J.C. Ryle is on my short list of favorite dead guys who lived a long time ago, and he appears near the top of that list. I have read most of his works and benefited tremendously from them. He has had a significant influence on my life. In fact, so great is his influence, I selected Everton as my favorite football team (that’s soccer for those of you who don’t speak footy) in the English Premier League based solely on the fact that Ryle was the first Anglican bishop of Liverpool, where Everton is located. Sad, but true.
I’ve have spent the past several weeks preaching through the Gospel of Mark, and Ryle’s commentary has been an oft-used resourced. I read ahead, I re-read, then read ahead again. It was during a read ahead moment I stumbled upon this quote:
What are we doing with the Gospel? We live in a Christian land. We have the Bible in our houses. We hear of the salvation of the Gospel frequently every year. But have we received it into our hearts? Have we really obeyed it in our lives? Have we, in short, laid hold on the hope set before us, taken up the cross, and followed Christ? If not, we are far worse than the heathen, who bow down to stocks and stones. We are far more guilty than the people of Sodom and Gomorrah. They never heard the Gospel, and therefore never rejected it. But as for us, we hear the Gospel, and yet will not believe. May we search our own hearts, and take heed that we do not ruin our own souls! – Expository Thoughts on the Gospels: Mark, [Carlisle, PA: Banner of Truth, 1985], 115.
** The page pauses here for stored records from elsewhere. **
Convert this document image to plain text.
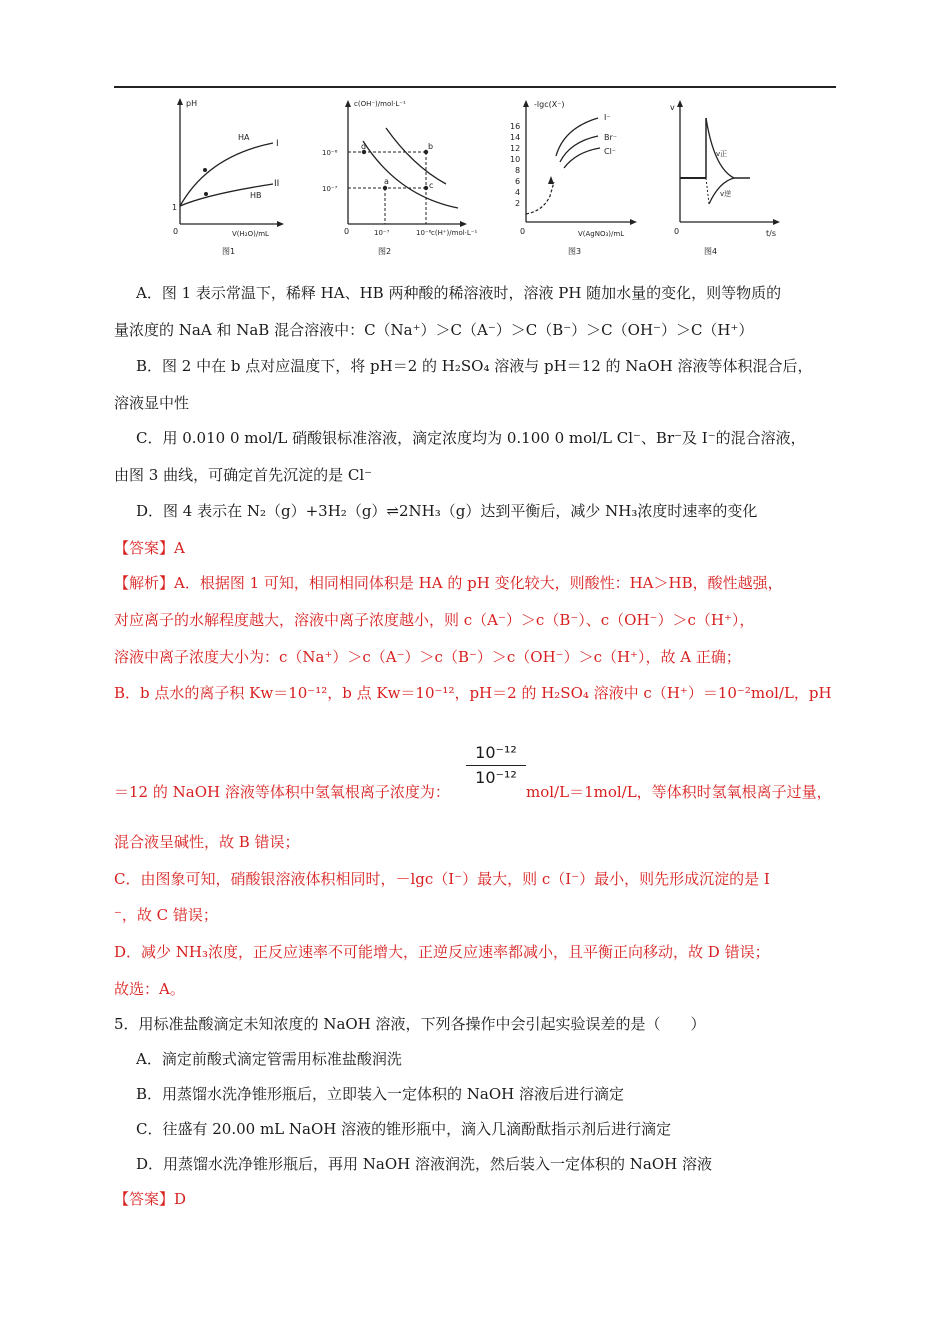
pH
HA
I
HB
II
1
0	V(H₂O)/mL
图1
c(OH⁻)/mol·L⁻¹
10⁻⁶
10⁻⁷
d	b
a	c
0	10⁻⁷	10⁻⁶ c(H⁺)/mol·L⁻¹
图2
16
14
12
10
8
6
4
2
-lgc(X⁻)
I⁻
Br⁻
Cl⁻
0	V(AgNO₃)/mL
图3
v
v正
v逆
0	t/s
图4
A．图 1 表示常温下，稀释 HA、HB 两种酸的稀溶液时，溶液 PH 随加水量的变化，则等物质的
量浓度的 NaA 和 NaB 混合溶液中：C（Na⁺）＞C（A⁻）＞C（B⁻）＞C（OH⁻）＞C（H⁺）
B．图 2 中在 b 点对应温度下，将 pH＝2 的 H₂SO₄ 溶液与 pH＝12 的 NaOH 溶液等体积混合后，
溶液显中性
C．用 0.010 0 mol/L 硝酸银标准溶液，滴定浓度均为 0.100 0 mol/L Cl⁻、Br⁻及 I⁻的混合溶液，
由图 3 曲线，可确定首先沉淀的是 Cl⁻
D．图 4 表示在 N₂（g）+3H₂（g）⇌2NH₃（g）达到平衡后，减少 NH₃浓度时速率的变化
【答案】A
【解析】A．根据图 1 可知，相同相同体积是 HA 的 pH 变化较大，则酸性：HA＞HB，酸性越强，
对应离子的水解程度越大，溶液中离子浓度越小，则 c（A⁻）＞c（B⁻）、c（OH⁻）＞c（H⁺），
溶液中离子浓度大小为：c（Na⁺）＞c（A⁻）＞c（B⁻）＞c（OH⁻）＞c（H⁺），故 A 正确；
B．b 点水的离子积 Kw＝10⁻¹²，b 点 Kw＝10⁻¹²，pH＝2 的 H₂SO₄ 溶液中 c（H⁺）＝10⁻²mol/L，pH
10⁻¹²
10⁻¹²
＝12 的 NaOH 溶液等体积中氢氧根离子浓度为：	mol/L＝1mol/L，等体积时氢氧根离子过量，
混合液呈碱性，故 B 错误；
C．由图象可知，硝酸银溶液体积相同时，－lgc（I⁻）最大，则 c（I⁻）最小，则先形成沉淀的是 I
⁻，故 C 错误；
D．减少 NH₃浓度，正反应速率不可能增大，正逆反应速率都减小，且平衡正向移动，故 D 错误；
故选：A。
5．用标准盐酸滴定未知浓度的 NaOH 溶液，下列各操作中会引起实验误差的是（　　）
A．滴定前酸式滴定管需用标准盐酸润洗
B．用蒸馏水洗净锥形瓶后，立即装入一定体积的 NaOH 溶液后进行滴定
C．往盛有 20.00 mL NaOH 溶液的锥形瓶中，滴入几滴酚酞指示剂后进行滴定
D．用蒸馏水洗净锥形瓶后，再用 NaOH 溶液润洗，然后装入一定体积的 NaOH 溶液
【答案】D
Written in 1857, the question is still very much a valid one – what are we doing with the gospel? One of the reasons I appreciate Ryle so much is that he is both incisive and practical. He is not prone to fluff. The 3 follow up questions he asks are worthy of our attention, as is his strong urging at the end to search our own hearts. Examine ourselves, not in a checklist Christianity approach, but examine ourselves for evidence of the gospel being at work in our hearts. I’d like to think it is the result of wisdom and maturity, but more likely it is birthed in an awareness of my limitations and out of necessity, I am daily having to come back to questions like this. I daily have to come back to examining my heart. In examining my heart, I must be wary of not looking for a performance rating, trying to assess my standing based on how I have done. Rather, I must come back to realizing that I am incapable of doing anything anyway, which is why I need the gospel – everyday. The antidote to fear, complacency, worry, pride and a whole bunch of other things I am tempted towards – everyday – is the gospel, which when applied – everyday – frees me from those things, frees me from the performance trap, frees me from my own artificially crafted and self serving criteria. That is one of the innumerable measures of the “hope set before us”, that my hope is not found in me, my abilities, or my strength. Rather hope is found in Christ and Christ alone. Why did this quote jump out at me? Because I can so easily find myself ignoring the gospel. I hear the gospel, I preach the gospel, but am I thinking/speaking/acting/living in light of the reality of the gospel’s work in my life? Am I taking the gospel seriously? Am I appropriating the full benefit of the gospel everyday? Am I examining my heart and soul on a regular basis? Are you? What are you doing with the gospel?